Ingredients for Beer Batter and jalapeno deep frying:*

  • Vegetable , Canola or Sunflower oil for deep frying
  • 1 cup All Purpose Flour: regular or gluten-free (I used King Arthur’s Gluten-Free Flour blend)
  • 6 ounces (1/2 bottle) Lager-style Gluten-Free Beer
  • 2 teaspoons Cornstarch
  • 1 teaspoon Kosher Salt
  • 1 teaspoon Black Pepper , freshly ground


Instructions for Beer Battered Deep Fried Jalapeno peppers:

  1. To prepare jalapeno peppers: Slice off the stem of the jalapeno. Using a paring knife, gently cut out the inner membrane and seeds of the pepper, leaving the outside of the pepper intact. Tip: I keep a pair of long needle-nose pliers in my kitchen tool drawer specifically for cooking projects and they work perfectly for this step.
  2. Slice the jalapeno(s) into rings approximately 1/4 inch thick.
  3. Pour 2-3 inches of oil into a medium size heavy pan or pot. Position a cooking thermometer in the oil but not touching the bottom of the pan. Over medium to medium-high heat, heat the oil to 375 degrees.
  4. Set paper towels on a plate of baking sheet to drain the fried jalapenos.
  5. In a bowl combine all the dry ingredients for the beer-batter. Slowly pour in some of the beer and whisk to combine allowing the foam to subside. Pour in the remaining beer and whisk to combine. The batter will be thin.
  6. Using heatproof tongs, dip jalapeno slices individually into the batter, allowing them to be coated fully.
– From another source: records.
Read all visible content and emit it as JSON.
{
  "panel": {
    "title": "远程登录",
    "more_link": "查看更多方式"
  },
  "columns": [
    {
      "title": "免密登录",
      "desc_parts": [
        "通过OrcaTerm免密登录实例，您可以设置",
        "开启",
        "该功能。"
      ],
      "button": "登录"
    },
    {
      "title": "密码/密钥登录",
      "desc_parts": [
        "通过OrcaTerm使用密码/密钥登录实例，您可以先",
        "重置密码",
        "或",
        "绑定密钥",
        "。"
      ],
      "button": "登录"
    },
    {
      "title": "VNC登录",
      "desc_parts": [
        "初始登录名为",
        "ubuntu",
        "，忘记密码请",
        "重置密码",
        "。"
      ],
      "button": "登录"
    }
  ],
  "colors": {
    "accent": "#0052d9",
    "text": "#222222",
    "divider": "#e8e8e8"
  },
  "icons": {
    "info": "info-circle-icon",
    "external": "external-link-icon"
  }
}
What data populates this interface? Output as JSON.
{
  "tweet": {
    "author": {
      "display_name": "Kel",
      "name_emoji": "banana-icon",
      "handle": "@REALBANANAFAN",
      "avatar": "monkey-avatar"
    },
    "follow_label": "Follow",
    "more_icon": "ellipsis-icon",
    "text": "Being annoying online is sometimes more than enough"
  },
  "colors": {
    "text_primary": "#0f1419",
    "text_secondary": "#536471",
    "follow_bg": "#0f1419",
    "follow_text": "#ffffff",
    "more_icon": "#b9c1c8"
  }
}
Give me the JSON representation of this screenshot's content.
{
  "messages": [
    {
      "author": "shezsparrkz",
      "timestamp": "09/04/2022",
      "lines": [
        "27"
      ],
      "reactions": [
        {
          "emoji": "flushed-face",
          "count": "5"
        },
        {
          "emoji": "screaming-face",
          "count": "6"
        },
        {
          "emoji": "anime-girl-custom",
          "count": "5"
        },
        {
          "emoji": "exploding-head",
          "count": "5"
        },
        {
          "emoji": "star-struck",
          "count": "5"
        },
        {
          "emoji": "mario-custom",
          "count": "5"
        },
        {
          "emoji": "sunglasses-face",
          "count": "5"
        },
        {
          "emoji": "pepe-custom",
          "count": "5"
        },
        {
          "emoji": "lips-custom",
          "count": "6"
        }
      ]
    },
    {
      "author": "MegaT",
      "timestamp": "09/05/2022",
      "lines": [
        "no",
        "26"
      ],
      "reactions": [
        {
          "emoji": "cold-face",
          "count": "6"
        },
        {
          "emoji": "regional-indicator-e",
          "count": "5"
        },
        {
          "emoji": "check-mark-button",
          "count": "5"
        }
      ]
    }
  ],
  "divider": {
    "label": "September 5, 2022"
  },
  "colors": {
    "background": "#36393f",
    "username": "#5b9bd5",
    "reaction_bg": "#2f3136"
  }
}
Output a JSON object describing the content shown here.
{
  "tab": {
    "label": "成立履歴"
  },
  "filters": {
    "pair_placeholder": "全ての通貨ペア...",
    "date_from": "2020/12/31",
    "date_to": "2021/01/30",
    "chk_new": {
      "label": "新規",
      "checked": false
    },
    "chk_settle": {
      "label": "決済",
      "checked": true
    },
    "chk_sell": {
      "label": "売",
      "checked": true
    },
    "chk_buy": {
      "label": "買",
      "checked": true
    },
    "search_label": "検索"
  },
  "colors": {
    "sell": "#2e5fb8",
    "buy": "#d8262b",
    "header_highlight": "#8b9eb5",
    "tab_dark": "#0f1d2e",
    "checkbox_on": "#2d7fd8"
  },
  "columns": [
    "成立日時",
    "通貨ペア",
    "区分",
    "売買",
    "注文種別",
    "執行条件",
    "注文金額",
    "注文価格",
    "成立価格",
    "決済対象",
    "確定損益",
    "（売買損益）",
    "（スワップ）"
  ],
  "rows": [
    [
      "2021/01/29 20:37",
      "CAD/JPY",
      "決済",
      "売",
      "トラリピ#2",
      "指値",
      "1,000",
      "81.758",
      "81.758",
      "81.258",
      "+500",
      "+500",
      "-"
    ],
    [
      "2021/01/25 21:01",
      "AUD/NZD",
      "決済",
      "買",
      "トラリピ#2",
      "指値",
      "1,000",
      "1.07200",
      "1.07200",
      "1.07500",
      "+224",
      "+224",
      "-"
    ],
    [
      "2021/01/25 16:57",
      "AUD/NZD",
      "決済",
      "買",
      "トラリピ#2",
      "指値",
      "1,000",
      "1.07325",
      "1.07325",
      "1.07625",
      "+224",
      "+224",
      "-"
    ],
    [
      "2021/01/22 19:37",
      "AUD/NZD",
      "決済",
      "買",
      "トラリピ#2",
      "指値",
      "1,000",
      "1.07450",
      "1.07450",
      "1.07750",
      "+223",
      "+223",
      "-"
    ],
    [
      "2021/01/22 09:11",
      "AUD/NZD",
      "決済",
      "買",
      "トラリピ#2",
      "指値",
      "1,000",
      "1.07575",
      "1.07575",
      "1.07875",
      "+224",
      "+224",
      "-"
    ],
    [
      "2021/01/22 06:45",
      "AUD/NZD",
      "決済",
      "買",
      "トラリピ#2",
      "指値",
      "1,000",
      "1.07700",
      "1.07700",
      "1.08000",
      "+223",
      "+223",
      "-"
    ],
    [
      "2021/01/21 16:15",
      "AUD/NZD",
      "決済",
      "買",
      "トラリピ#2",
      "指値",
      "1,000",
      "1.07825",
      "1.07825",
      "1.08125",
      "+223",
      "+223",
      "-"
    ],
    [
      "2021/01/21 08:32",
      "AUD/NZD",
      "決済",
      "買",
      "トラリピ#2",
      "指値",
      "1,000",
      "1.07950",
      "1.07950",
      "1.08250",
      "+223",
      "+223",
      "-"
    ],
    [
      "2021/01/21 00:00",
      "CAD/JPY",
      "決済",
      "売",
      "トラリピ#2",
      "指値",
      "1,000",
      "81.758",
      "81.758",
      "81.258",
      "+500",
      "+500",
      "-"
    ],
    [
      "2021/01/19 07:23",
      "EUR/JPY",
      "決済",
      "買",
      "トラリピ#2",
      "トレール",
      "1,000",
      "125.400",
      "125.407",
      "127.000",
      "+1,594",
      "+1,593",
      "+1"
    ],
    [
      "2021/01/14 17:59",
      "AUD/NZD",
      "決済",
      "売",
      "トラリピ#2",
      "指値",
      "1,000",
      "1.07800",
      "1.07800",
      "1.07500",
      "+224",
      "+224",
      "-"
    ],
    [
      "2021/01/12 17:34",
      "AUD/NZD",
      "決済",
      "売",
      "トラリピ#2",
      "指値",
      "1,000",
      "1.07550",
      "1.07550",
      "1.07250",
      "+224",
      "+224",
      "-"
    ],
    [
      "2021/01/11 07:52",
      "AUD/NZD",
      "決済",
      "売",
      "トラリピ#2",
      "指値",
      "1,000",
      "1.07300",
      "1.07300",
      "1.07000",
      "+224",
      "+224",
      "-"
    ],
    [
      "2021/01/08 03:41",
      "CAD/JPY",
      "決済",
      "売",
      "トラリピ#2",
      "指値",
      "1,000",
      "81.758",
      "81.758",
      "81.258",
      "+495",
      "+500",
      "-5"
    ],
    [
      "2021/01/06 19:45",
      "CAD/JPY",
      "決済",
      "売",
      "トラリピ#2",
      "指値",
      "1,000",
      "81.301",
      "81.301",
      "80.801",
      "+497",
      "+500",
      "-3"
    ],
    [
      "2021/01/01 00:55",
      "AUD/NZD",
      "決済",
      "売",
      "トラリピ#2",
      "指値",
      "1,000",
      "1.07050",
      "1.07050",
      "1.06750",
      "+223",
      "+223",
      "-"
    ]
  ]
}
Lift coated sliced above the batter and allow to drain slightly.
  7. Place battered jalapeno slices into the heated oil and cook for a few minutes until they begin to turn golden brown. Remove and place on prepared paper towels. Repeat for all slices.

Instruction for cooking onion slices:

  1. Grilling: brush each side of the onion slice with oil and allow to grill a few minutes per side until grill marks are present and the onion softens becoming slightly translucent. Separate onion into rings when removed from grill.
  2. Pan sauteing; Pour a small amount of oil into a heavy skillet. Cook onion slices over medium-high heat, stirred periodically to separate onion slice into rings, allowing them to cook until soft and translucent.

Preparing the Firecracker Hot Dogs:

  1. Cook hot dogs by desired preparation method (grilling or pan frying preferred). On the grill or in a skillet, place a slice of Pepper Jack cheese on a hot dog and allow it to being to melt.
  2. Place hot dog in a bun on serving plate. Top with the sauteed onions, fried Jalapeno slices and cilantro leaves; serve.

Recipe Notes

*any leftover batter may be used to batter and fry other vegetables.

Nutrition Facts
Firecracker Hot Dog
Amount Per Serving
Calories 382 Calories from Fat 81
% Daily Value*
Fat 9g14%
Saturated Fat 2g10%
Cholesterol 21mg7%
Sodium 2938mg122%
Potassium 111mg3%
Carbohydrates 51g17%
Fiber 1g4%
Sugar 4g4%
Protein 11g22%
Vitamin C 1.2mg1%
Calcium 11mg1%
Iron 11.9mg66%
* Percent Daily Values are based on a 2000 calorie diet.